La notte della donna nera, di Marco Candida

Tutti noi abbiamo dei nemici. Ma per evidenziare quali siano i più pericolosi, non è necessario guardare troppo lontano. Il più delle volte, sono lì, vicino a noi. Vicinissimo. Sotto il nostro stesso tetto.

Cristiano Balti è un brillante ispettore di polizia, che nella sua carriera ha risolto molti casi difficili, arrivando per questo a una buona notorietà. L’ultimo caso affidatogli è quello della Donna Nera, una specie di animalista estrema che scanna senza pietà persone come cacciatori, macellai e quanti considerano con disprezzo o indifferenza gli appartenenti al secondo regno vivente. Una sera, rincasando, ha però una brutta sorpresa. La Donna Nera è davanti a lui. Nel suo appartamento. Con una pistola in mano. Minacciosa. Diabolica, non lo uccide subito, ma lo invita a descriverle i suoi nemici, per renderle più facile un delitto la cui colpa dovrà ricadere su altri. E inizia un sadico gioco, dove la carnefice costringe Balti a vivisezionare le sue mancanze, i suoi odi, fino a fargli costruire il proprio delitto. L’uomo ha fatto arrestare molte persone, criminali incalliti e pericolosi, ma da questa sorta di seduta di autoanalisi estrema, emerge inesorabile una verità dolorosa. Sono i suoi familiari coloro che più desidererebbero vederlo morto. Una ex moglie in preda a crisi depressive, una sorella che gli addossa tutte le sue alienazioni, perfino una figlia trascurata che per tutta la vita ha urlato richieste di aiuto, inascoltate. Sarà capace Balti di costruire lo schema del proprio omicidio?

Ne La notte della donna nera, Marco Candida ci propone un noir introspettivo, dove quasi tutta la trama si dipana a casa dell’ispettore Balti, al buio, in una sorta di gioco teatrale di specchio e contro specchio, dove il protagonista estrapola e guarda le sue ombre. L’atmosfera è sufficientemente inquietante, con buon ritmo e suspense assicurata. Si ha però l’impressione di una certa fragilità della struttura, con un uomo odiato da tutti i suoi familiari fino al parossismo, con le sue mancanze certo, ma senza aver commesso in realtà azioni così biasimevoli.

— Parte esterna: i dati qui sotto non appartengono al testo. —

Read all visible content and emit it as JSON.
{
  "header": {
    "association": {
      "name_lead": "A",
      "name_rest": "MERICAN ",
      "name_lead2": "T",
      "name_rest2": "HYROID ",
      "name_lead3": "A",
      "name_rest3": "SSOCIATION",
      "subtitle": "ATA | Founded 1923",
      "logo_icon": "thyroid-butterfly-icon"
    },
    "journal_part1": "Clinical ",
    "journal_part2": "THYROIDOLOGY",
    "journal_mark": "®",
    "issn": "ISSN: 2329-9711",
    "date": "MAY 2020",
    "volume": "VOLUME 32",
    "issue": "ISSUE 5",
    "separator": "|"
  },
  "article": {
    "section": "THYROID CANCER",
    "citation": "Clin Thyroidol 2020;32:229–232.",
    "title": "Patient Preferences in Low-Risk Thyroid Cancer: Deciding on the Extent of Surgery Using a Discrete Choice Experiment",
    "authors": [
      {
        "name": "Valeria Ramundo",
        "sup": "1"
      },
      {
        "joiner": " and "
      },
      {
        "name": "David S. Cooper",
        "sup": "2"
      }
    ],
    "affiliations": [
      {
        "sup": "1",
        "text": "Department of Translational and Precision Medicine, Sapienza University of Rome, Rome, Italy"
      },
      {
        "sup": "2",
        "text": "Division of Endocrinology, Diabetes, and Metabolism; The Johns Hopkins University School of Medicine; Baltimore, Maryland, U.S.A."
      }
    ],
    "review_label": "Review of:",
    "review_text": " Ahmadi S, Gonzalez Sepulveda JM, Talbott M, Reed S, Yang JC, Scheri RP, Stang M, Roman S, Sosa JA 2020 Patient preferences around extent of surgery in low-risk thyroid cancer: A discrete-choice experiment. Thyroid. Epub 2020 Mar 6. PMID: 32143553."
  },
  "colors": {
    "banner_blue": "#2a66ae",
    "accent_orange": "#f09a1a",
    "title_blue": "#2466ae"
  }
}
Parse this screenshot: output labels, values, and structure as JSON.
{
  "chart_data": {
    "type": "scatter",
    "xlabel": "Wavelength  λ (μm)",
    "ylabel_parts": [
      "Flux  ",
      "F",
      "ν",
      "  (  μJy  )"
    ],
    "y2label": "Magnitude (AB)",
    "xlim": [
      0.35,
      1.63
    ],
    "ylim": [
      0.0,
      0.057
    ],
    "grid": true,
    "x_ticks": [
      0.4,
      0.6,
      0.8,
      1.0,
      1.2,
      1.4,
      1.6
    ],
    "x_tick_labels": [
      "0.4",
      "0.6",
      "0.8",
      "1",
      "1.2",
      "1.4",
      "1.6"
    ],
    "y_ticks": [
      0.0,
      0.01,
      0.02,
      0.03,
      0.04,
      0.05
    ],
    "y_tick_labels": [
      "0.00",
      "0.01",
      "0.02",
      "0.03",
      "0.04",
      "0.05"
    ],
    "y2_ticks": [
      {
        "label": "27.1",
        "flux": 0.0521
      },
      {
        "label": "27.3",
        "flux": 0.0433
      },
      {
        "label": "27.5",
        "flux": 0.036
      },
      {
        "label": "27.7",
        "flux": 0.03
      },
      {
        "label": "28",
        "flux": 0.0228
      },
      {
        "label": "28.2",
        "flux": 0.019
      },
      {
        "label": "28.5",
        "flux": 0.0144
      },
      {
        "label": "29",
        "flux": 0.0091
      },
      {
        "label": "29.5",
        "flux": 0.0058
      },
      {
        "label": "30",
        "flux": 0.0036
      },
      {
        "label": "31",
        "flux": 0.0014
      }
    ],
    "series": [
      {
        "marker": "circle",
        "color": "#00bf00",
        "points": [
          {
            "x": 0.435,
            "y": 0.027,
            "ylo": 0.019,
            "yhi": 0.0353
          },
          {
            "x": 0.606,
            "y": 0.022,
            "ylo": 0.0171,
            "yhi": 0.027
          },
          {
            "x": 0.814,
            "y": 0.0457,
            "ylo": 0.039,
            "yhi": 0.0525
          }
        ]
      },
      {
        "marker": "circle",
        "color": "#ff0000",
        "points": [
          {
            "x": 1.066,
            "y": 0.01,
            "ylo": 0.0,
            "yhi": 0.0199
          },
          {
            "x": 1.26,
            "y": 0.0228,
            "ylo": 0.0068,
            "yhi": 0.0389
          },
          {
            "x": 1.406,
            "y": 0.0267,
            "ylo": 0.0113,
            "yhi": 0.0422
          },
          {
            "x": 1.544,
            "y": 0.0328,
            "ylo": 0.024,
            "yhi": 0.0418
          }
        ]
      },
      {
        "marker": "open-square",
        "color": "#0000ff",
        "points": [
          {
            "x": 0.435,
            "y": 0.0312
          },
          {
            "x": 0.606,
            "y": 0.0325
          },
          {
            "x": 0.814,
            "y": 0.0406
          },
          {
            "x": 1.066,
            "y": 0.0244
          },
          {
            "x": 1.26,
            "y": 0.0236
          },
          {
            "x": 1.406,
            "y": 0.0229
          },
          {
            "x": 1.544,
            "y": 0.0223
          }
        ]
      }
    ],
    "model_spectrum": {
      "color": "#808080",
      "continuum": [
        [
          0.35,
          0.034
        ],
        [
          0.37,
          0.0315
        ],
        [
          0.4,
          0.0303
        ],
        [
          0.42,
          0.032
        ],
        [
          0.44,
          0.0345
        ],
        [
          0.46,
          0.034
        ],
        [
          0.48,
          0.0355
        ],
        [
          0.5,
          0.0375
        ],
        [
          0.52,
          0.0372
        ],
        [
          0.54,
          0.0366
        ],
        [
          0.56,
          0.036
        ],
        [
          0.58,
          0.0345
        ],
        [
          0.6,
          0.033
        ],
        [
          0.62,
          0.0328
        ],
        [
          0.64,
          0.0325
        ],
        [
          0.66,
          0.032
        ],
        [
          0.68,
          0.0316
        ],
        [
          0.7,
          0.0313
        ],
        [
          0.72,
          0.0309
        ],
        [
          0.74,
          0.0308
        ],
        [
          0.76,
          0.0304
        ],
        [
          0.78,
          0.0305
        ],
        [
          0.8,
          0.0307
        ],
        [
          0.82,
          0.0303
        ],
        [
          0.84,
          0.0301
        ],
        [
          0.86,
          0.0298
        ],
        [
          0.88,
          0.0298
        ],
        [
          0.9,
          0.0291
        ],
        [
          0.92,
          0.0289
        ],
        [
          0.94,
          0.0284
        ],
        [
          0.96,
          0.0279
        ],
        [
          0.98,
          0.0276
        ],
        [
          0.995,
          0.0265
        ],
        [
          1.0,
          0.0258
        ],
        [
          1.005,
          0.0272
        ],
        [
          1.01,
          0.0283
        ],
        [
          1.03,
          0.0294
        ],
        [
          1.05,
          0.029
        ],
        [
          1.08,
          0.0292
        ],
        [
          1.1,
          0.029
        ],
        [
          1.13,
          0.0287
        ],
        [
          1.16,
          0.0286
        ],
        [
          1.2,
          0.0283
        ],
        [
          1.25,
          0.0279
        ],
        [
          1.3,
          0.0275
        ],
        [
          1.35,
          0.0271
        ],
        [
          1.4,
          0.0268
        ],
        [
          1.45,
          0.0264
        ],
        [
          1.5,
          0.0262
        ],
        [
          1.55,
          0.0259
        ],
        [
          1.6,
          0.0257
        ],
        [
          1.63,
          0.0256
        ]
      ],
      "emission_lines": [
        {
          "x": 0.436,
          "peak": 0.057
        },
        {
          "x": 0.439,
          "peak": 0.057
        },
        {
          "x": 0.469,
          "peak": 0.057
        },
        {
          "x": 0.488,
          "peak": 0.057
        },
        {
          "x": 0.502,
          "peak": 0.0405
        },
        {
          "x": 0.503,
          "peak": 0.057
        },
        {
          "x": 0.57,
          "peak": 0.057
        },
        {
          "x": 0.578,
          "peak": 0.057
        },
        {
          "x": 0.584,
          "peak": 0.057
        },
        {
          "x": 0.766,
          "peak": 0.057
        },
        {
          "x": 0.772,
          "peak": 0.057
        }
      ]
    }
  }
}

Possibile che per così poco tutti i suoi familiari più stretti pensino addirittura di ucciderlo, figlia compresa? L’aria nebbiosa di una Pavia spettrale crea una cornice bianca che evidenzia bene le tinte scure e l’ottima idea di partenza. Ma il finale, in tutta onestà deludente e poco coerente con le premesse, finanche troppo buonista, lascia un’impressione di occasione mancata. E non posso dire di più, correrei forte il rischio di spoilerare troppo. Molto valido lo stile, asciutto, chiaro, ma nello stesso tempo piuttosto ricercato. Di qualità elevata senza essere inutilmente pesante.

Peccato, sarebbe stato un buon lavoro. Ma se si sceglie di essere noir, occorre farlo fino in fondo. Cattivi, acidi. Il lettore deve essere triste, alla fine.